İlkokul çağındaki çocukların zihinsel olarak en kırılgan yaş döneminde olduğunu dile getiren Lawîn Kurda Tofiq, sözlerine şöyle devam etti:

“Eğitim sisteminde yaşanan tekrar eden boykotlar, bu yeni deneyimin sağlıklı şekilde ilerlemesini engelliyor. Çocuklar, bu sürekli kesintiler nedeniyle dengesiz ve güvensiz bir zihinsel duruma sürükleniyor. Eğitim süreci onlar için bir gelişim alanı olmaktan çıkıp, zamanla kapalı bir kafes ya da adeta bir hapishane gibi algılanmaya başlıyor. Bu da çocuklarda okula karşı ilgi ve motivasyon yerine, uzaklaşma ve içe kapanma duygusu yaratıyor.
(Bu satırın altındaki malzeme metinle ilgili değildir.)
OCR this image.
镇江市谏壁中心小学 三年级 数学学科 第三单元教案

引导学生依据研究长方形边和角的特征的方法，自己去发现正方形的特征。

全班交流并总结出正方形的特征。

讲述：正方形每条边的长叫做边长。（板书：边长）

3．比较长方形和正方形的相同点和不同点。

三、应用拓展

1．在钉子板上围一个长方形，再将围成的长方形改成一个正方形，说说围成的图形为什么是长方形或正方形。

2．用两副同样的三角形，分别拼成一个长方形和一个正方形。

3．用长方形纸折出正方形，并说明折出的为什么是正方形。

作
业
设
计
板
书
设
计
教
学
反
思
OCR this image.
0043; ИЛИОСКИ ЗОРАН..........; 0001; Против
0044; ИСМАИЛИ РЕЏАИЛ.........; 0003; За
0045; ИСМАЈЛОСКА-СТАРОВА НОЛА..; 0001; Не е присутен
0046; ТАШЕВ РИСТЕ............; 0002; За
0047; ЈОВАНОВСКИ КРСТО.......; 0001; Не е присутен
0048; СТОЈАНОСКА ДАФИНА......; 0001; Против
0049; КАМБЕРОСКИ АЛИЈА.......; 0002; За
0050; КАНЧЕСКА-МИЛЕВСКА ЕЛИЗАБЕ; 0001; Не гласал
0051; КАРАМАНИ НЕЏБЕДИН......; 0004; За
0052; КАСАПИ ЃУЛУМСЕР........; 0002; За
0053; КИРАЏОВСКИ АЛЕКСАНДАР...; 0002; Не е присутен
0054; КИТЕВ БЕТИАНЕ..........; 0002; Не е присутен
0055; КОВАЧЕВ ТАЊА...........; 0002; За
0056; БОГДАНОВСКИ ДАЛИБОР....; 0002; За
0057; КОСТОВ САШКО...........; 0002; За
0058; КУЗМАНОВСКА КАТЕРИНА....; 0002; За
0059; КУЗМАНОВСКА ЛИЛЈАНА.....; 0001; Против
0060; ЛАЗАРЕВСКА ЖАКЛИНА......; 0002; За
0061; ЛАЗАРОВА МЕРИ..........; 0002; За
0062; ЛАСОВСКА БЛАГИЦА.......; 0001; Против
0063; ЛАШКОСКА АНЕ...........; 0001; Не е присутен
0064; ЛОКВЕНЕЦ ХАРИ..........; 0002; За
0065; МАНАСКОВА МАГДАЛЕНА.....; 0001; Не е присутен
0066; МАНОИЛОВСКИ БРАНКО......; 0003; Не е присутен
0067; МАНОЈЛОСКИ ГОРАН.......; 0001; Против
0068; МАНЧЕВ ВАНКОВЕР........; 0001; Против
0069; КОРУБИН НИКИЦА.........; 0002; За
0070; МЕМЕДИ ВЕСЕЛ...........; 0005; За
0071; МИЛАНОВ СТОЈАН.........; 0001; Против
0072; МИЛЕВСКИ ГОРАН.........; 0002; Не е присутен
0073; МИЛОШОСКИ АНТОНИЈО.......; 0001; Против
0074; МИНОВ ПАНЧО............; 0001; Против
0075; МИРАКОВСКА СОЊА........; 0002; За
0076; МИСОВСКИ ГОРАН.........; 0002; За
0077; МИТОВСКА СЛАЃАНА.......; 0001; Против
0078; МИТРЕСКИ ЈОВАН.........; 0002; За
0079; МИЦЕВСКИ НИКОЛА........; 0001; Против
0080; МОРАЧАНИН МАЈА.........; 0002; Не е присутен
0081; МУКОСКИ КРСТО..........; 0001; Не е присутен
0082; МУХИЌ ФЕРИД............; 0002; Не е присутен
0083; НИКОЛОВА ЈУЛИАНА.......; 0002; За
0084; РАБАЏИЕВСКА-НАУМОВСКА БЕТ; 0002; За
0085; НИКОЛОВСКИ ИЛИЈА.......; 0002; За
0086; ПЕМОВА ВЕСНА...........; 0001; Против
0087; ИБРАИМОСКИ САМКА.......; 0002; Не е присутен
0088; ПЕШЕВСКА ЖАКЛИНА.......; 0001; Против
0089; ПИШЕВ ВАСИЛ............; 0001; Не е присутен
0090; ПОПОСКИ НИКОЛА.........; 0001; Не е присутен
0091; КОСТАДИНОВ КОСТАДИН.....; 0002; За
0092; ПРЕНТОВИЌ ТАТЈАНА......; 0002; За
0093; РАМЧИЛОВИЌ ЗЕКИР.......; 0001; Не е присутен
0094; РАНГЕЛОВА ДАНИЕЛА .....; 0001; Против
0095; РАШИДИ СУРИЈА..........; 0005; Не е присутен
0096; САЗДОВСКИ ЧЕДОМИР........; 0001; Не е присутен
Aynı zamanda, dijital medya ve çocuklara sunulan dijital ortamlar bu psikolojik kırılganlığı daha da artırıyor. Ne yazık ki bazı ebeveynler, çocuklarının okula başladıkları ilk günlerde yaşadıkları doğal duygusal tepkileri, ağlama, korku ya da uyum zorluklarını, şaka amacıyla dijital medyada paylaşıyor. Oysa çocuk, bu deneyimin kendisi için ne kadar önemli olduğunu hissederken, aynı zamanda bu anların alay konusu haline geldiğini fark ediyor. Bu da özgüvenini zedeliyor. Okula karşı olumsuz bir tutum geliştiriyor ve kendisini değersiz hissedebiliyor. Bu görüntüler dijital medya platformlarında kalıcı hale geliyor, çocuk büyüdükçe bu sahneler zihinsel bir yük olarak geri dönüyor.”

‘Durum iyileşebilir’

Toplumun bir kesiminin ekonomik sıkıntılarla eğitimde yaşanan boykotları ilişkilendirdiğini ve bu durumun çocukların geleceğine dair umutsuz bir tablo oluşturduğuna dikkat çeken Lawîn Kurda Tofiq, “Çocuklar temiz bir zihne sahip ve duruma hızla uyum sağlayabiliyorlar. Onlara eğitimin bir hapishane olmadığını anlatmalıyız. Bu yüzden ebeveynler, çocukları okula gittiklerinde ruh hallerinin farkında olmalılar. Çünkü boykotun çocuklar üzerindeki etkisiyle birlikte ruhsal ve ekonomik durum devam ederse, çocukların ruh hali zayıflayacaktır. Okullarını bitirmek için gün sayıyorlar, ancak durum iyileştirilebilir; bu da ders çalışmayı teşvik eden çeşitli videolarla sağlanabilir. Çünkü çocuklar kısa filmler aracılığıyla okul ve derslerin tadını çıkarabilirler ve bu önlemler çocukların zihinlerini korur” diyerek sözlerini tamamladı.